A human test suggested that a coronavirus vaccine made using the technology is safe, and more than 200 people are set to be recruited for an expanded study.

Experts hailed the method as a “big paradigm change” from the current “reactive” system, which “struggles to keep pace” as diseases evolve.

Current vaccines use antigens from specific strains of virus that have already been detected in humans.

However, the universal Sarbeco coronavirus vaccine, developed by the University of Cambridge in the UK and biotechnology company DIOSynVax, brings together features that are common to the whole family of viruses.

To achieve this, researchers gathered all available genetic sequence data on coronaviruses logged by surveillance programmes around the world to create a “super-antigen”.

“What that Covid pandemic taught us is how fast we can make vaccines, but we’re still using the old paradigm,” said Prof Jonathan Heeney of the University of Cambridge’s department of veterinary medicine.

“This is about making one vaccine that will get them all based on their relationships. You hoover up all the genomic sequences; what’s known from around the world, from past outbreaks and current outbreaks, and you do some basic structural science.
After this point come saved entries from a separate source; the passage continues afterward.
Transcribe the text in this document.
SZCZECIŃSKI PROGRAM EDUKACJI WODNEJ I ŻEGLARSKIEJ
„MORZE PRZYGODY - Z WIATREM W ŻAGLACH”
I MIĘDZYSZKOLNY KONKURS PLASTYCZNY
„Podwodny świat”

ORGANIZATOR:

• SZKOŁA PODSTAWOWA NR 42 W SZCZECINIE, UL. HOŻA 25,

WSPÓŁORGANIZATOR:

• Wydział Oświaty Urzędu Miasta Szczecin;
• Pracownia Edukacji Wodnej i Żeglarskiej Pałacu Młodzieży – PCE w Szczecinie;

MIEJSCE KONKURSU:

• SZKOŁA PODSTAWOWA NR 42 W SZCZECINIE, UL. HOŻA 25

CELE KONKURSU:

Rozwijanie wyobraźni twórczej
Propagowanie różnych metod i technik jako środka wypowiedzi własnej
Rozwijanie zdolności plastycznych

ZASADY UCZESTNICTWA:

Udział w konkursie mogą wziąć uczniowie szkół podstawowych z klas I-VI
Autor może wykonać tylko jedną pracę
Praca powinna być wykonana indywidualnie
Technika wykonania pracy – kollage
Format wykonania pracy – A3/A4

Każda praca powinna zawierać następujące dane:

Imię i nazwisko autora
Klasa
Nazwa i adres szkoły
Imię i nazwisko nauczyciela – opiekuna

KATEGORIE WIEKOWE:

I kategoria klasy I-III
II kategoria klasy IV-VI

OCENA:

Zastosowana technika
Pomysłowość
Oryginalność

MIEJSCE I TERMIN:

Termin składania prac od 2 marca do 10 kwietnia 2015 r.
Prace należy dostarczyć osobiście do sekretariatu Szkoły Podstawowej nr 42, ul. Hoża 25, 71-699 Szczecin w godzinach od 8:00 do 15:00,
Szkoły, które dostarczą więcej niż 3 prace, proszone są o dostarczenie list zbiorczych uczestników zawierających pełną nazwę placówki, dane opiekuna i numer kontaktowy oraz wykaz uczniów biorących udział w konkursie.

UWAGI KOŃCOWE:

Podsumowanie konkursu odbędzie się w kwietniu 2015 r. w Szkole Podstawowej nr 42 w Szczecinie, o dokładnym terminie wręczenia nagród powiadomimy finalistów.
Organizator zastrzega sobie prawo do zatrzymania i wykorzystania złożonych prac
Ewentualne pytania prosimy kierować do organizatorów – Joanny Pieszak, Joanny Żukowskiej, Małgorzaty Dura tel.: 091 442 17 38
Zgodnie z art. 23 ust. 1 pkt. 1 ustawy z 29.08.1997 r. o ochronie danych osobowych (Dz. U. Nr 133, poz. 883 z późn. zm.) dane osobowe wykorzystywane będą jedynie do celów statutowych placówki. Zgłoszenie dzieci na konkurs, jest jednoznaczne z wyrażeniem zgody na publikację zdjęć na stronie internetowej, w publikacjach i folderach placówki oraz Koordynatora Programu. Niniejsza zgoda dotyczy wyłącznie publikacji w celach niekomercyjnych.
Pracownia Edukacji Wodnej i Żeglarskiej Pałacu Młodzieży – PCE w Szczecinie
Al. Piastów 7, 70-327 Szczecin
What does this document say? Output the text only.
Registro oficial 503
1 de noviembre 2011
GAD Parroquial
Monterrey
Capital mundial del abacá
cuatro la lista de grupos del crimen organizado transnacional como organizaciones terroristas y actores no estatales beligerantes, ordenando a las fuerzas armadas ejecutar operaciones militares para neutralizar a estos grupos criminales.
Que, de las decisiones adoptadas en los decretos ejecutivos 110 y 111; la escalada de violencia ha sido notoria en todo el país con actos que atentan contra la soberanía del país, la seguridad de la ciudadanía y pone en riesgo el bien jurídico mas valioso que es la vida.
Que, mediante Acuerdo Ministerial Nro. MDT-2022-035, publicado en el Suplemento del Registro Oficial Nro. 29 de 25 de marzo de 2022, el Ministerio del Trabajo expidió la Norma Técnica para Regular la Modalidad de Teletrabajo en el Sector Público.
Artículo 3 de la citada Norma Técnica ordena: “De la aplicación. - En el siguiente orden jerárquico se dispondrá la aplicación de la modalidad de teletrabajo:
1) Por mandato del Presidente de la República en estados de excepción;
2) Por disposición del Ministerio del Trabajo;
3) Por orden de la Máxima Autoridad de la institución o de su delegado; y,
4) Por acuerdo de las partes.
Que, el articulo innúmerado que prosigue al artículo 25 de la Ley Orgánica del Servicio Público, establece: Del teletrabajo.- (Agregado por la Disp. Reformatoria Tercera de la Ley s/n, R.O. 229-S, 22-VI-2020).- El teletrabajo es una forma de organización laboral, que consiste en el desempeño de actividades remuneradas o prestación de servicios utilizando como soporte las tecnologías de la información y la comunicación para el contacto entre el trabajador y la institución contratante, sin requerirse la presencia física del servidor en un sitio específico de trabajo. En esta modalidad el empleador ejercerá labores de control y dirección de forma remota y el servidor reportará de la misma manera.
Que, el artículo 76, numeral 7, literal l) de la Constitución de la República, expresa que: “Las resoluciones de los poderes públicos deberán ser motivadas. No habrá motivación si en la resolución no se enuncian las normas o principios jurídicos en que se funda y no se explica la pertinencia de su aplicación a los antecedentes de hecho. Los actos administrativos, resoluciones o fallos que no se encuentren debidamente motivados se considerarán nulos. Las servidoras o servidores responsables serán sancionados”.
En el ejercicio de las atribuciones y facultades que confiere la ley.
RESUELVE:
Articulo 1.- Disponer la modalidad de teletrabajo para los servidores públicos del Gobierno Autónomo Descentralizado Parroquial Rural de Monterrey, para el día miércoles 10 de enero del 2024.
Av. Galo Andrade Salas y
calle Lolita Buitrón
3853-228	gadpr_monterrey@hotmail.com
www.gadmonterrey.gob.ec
“We take all these different sequences … and we think, ‘OK, what’s consistent among them, what’s not changing, what is essential for their life?’ And that’s what we target.

“It not only predicts, but it targets what is essential for that virus family. We’re targeting something in a virus family, which the virus can’t change easily.”

The first test, the results of which were published in the Journal of Infection, involved 49 healthy volunteers aged between 18 and 50 who received the vaccine in Cambridge and Southampton, UK. It was administered as DNA vaccine through a microfluid jet.

This is a needle-free method that uses a thin, high-pressure stream of liquid to push vaccine blueprints directly into skin cells.

Researchers declared the jab safe and said it had caused an immune response to Sars-CoV 2 and Sars, as well as to related viruses that are carried by bats and could potentially jump to humans.

A previous study in animals also found that the jab sparked a strong immune response against a range of coronaviruses.

A second round to testing is expected to include “upwards of 200 or more people”, Prof Heeney said.

He voiced hope that the technology can be a “game-changer” that makes vaccines “far better, broader, and give more robust protection”.

It could provide broad protection from thousands of variants of viruses such as Ebola.

Prof Heeney said that, having attended the scenes of a lot of outbreaks during his career, the one that “really left a mark” was the West African Ebola epidemic between 2013 and 2016.

Another outbreak of Ebola is currently taking place in the Democratic Republic of the Congo and Uganda, caused by the Bundibugyo strain of the virus.